Camarines Sur Rep. Luis Raymund Villafuerte (Facebook / MANILA BULLETIN)
Camarines Sur Rep. Luis Raymund Villafuerte

He said Commonwealth Act No. 146, otherwise known as the Public Service Act, should be amended, saying that it only benefits “a few oligarchs” and puts the public interest at the losing end.

“The quality of the daily life of every Filipino is largely affected by the efficient delivery of public services. Unlike years ago, it is only now that we often find ourselves complaining about the high prices and poor quality of public services. Such complaints grow ever into ever increasing frustration because we simply find ourselves at a dead end–under the mercy of a few oligarchs that effectively control the market,” he said.

Villafuerte noted the Commonwealth Act 146 was enacted more than 80 years ago and its provisions on business activities that are classified as public utilities or public services are “antiquated” and should be amended.

“Vast advances in technology and the modes of delivery of services require changes in our laws to be responsive to the changing times,” he stressed.

He filed House Bill 403 seeking to clarify the existing confusion between “public utility” and “public service.”

Under the proposed “New Public Service Act”, public utility is referred as “a subset of public service” and refers “to the direct transmission, distribution and delivering through a network, a commodity or service of public consequence and is a natural monopoly the operation of which must be restricted pursuant to Section 11, Article XII of the 1987 Constitution.”

The bill provides that the transmission and distribution of electricity, and water works and sewerage systems shall be included in the “exclusive list of public utilities.”

Villafuerte explained that his bill seeks to formalize the transfer of functions of the Public Service Commission to various administrative agencies.

HB 403 also “seeks to give power for creating a mechanism to fix rates while considering a reasonable rate of return, and improve the administrative remedies of the agencies through the fixing of the fines and penalties,” he added.

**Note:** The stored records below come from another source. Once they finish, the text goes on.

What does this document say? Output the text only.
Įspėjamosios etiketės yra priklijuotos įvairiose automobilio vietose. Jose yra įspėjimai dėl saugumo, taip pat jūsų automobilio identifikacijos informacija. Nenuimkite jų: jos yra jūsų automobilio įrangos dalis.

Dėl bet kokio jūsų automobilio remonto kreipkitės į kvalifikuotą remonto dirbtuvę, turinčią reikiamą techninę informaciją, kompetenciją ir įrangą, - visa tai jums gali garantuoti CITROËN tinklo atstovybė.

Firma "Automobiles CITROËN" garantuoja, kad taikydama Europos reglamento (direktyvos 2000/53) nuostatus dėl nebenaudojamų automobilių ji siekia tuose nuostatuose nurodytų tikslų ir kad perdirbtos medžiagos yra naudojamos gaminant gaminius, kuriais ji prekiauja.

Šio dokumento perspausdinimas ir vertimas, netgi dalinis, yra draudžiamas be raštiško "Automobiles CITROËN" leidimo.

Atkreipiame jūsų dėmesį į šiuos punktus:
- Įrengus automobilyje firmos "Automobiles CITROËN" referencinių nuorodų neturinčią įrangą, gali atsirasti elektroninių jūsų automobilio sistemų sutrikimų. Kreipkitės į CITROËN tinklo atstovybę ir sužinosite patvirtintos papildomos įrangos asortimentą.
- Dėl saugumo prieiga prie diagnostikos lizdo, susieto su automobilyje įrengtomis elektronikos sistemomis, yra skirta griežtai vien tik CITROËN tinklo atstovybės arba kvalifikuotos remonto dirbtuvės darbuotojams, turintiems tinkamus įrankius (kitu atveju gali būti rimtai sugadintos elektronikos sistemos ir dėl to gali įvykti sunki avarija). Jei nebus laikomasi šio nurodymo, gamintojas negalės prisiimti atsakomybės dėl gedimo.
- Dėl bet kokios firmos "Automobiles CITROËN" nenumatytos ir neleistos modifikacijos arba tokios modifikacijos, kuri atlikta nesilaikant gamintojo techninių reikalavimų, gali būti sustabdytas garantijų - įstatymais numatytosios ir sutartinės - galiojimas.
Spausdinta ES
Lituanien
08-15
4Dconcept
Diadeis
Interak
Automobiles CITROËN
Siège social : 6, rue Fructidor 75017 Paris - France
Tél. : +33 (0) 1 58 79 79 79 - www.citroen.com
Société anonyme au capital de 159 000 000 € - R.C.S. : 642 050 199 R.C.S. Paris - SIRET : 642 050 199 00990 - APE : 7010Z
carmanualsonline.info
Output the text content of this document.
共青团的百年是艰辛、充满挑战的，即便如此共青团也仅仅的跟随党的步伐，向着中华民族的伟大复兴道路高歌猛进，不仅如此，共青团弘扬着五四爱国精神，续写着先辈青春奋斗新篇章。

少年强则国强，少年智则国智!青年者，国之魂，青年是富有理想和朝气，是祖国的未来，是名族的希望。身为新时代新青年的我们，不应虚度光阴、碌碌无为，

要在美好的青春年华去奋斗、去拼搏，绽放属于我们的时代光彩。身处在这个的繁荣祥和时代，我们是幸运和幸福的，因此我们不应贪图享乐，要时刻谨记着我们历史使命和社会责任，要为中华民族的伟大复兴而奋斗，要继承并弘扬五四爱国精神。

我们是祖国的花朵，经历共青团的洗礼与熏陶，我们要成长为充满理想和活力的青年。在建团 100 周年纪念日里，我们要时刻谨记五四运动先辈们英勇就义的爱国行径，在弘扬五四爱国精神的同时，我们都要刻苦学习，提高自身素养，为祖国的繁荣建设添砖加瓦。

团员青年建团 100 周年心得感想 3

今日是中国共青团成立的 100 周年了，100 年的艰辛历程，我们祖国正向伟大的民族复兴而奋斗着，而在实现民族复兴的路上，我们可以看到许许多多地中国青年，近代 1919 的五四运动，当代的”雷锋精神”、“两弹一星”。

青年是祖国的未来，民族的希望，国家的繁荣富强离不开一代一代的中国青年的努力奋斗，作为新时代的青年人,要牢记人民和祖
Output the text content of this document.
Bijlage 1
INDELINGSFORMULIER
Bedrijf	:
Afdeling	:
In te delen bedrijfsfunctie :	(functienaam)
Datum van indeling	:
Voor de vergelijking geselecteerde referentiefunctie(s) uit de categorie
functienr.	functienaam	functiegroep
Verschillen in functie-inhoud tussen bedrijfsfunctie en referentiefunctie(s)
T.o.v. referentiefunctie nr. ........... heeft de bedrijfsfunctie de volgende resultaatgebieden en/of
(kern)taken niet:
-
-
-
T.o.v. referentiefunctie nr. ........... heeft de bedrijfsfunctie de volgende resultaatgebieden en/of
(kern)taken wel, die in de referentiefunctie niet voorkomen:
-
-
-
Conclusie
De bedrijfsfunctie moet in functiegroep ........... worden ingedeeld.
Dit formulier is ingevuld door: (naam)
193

The measure also provides that any public service corporation that shall perform, commit, or do any act or thing forbidden or prohibited or shall neglect, fail or omit to do or perform any act or thing herein to be done or performed, shall be slapped with a fine amounting to P5 million, or six to 12 years of imprisonment, or both, upon the discretion of the court.

“These proposed amendments are intended to respond to our changing concerns and give the general public better services at power prices. The idea is to protect the public interest by increasing competition, which is seen to spur innovation and create a more competitive economy,”  Villafuerte said.

The bill tasks all administrative agencies, in coordination with the National Economic Development Authority (NEDA), Philippine Competitive Commission (PCC), and the University of the Philippines Law Center to promulgate the implementing rules ans regulations of the proposed Act within 90 days from its effectivity.